The GCC enjoys a relatively crime-free reputation. And it seems to be getting safer: in 2008 in the UAE, the incidence of serious crime was 255.53 per 100,000 residents, which dropped to 83.7 in 2011. Even so, it’s always worth making sure your home is as secure as possible before leaving to go on holiday. And it’s not all about protecting yourself from crime. Forgetting to switch off lights can result in a nasty surprise when it comes to paying your electric bill, while neglecting to inform the gardener that you’re going away can mean you return home to a desert come the end of summer.
Have security watch your house
Whether you’re disappearing on holiday for a while, or have to leave town for another reason, the security guards at your building or compound can keep an eye on your property for you until you get back. If you’ve informed them you won’t be around, they can keep an eye out for anything suspicious, including visitors claiming your residence as their destination. Make sure to advise them as well of any plans for house sitters or people who will be coming in and out: that way, they can better ensure only people you’ve given keys to get in. Don’t have security guards? If you’re friendly with your neighbours and trust them, it might not be a bad idea to let them know your holiday plans: a neighbour will notice lights on that aren’t meant to be, strange cars, or people coming and going if they know no one’s home. And, if you’re going to be gone for a lengthy period, you might want to arrange for a friend to pop in every few weeks regardless. They’ll be able to catch any problems earlier, which makes them easier to solve. While they’re at it, have them turn your car on for a few minutes every few days if you’re leaving it behind: cars left unattended in the summer heat may have problems starting when you return.
Water and electricity
Whether or not to turn your air-conditioning off is often debated, but keeping your thermostat around 25°C allows it to come on a little every day, and is a good way to protect any electronics you may have left behind that could get damaged if left to heat up. Keeping humidity low also helps protect your furniture. Switch off all electrical appliances at the mains. Leaving things like TVs and DVD players on standby still uses around 60 per cent as much electricity. Switch the outlets off at the wall. As a courtesy to your neighbours, you may also want to switch off anything that has an alarm timer set. The same should be said for water – make sure all taps are turned tightly off, and if you think you may have a leak, call in a plumber before you go. A small drip over a few weeks could lead to a hefty bill upon your return, and you don’t want that adding to your post-holiday blues. If you’re uncertain about a leak or whether your A/C is working properly, get a professional in to make sure everything is in order.
Give the gardeners keys to your back gate so they can still get in to maintain your carefully-cultivated flora. If you’ve put a lot of time, effort and money into creating your own little oasis, the last thing you want is to come back to something that better resembles a desert. The same goes for watering indoor and balcony plants, and a good maid service will often take care of this for you – it’s also a good idea to have someone dusting if you’re away for more than a month.

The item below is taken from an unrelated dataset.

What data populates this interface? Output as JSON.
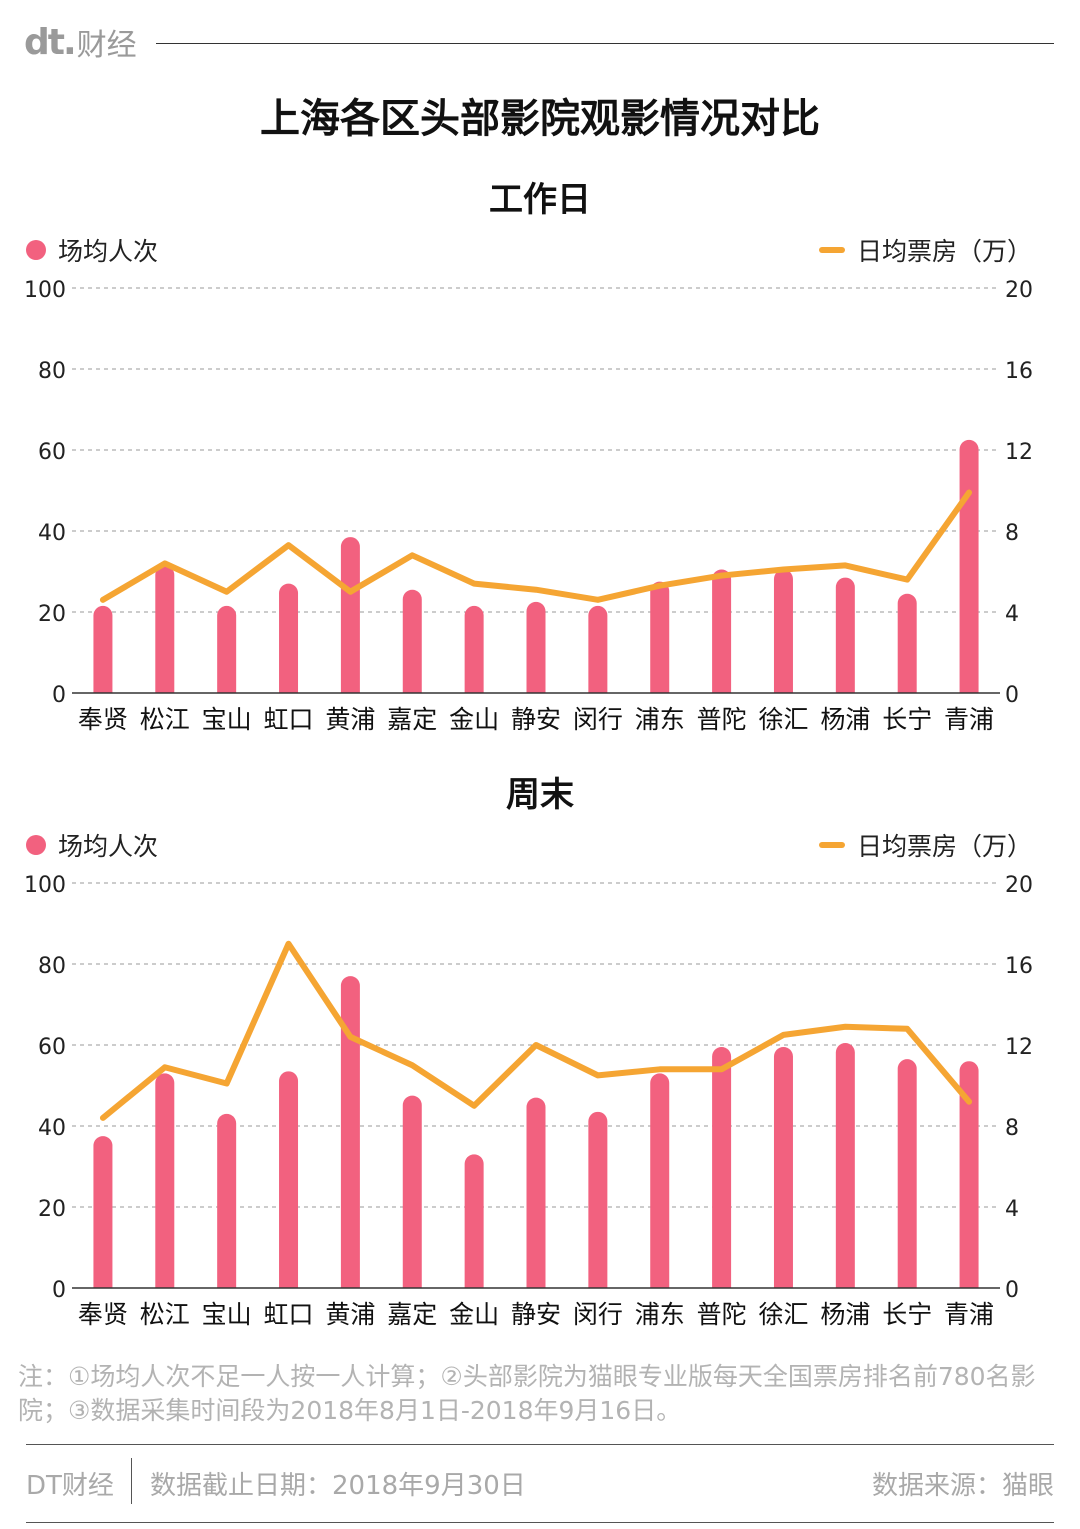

It may seem obvious, but pets being left to fend for themselves is not unheard of. If leaving animals at home, enlist a friend to stop by not just to top up food and water, but also to ensure the animals get exercise and aren’t getting too hot (a breakdown with your AC could be deadly to your pets). Alternatively have a kennel or cattery put your pets up. Many vet offices have boarding available, including Park View Pet Center (www.parkviewpetcenter.net) in custom made cat condos and dog areas. Qatar Animal Welfare Society (www.qaws.org) also has a boarding section, with funds going to support the shelter.
• Draw the blinds and curtains to keep out as much heat as is possible.
• Take down any parasols. Even a mild shamal could result in damage to your property.
• Bin perishable foods in the fridge or cupboards – except bread and leftover crisps, which will be eaten by birds in no time if sprinkled over the lawn, balcony or window sill.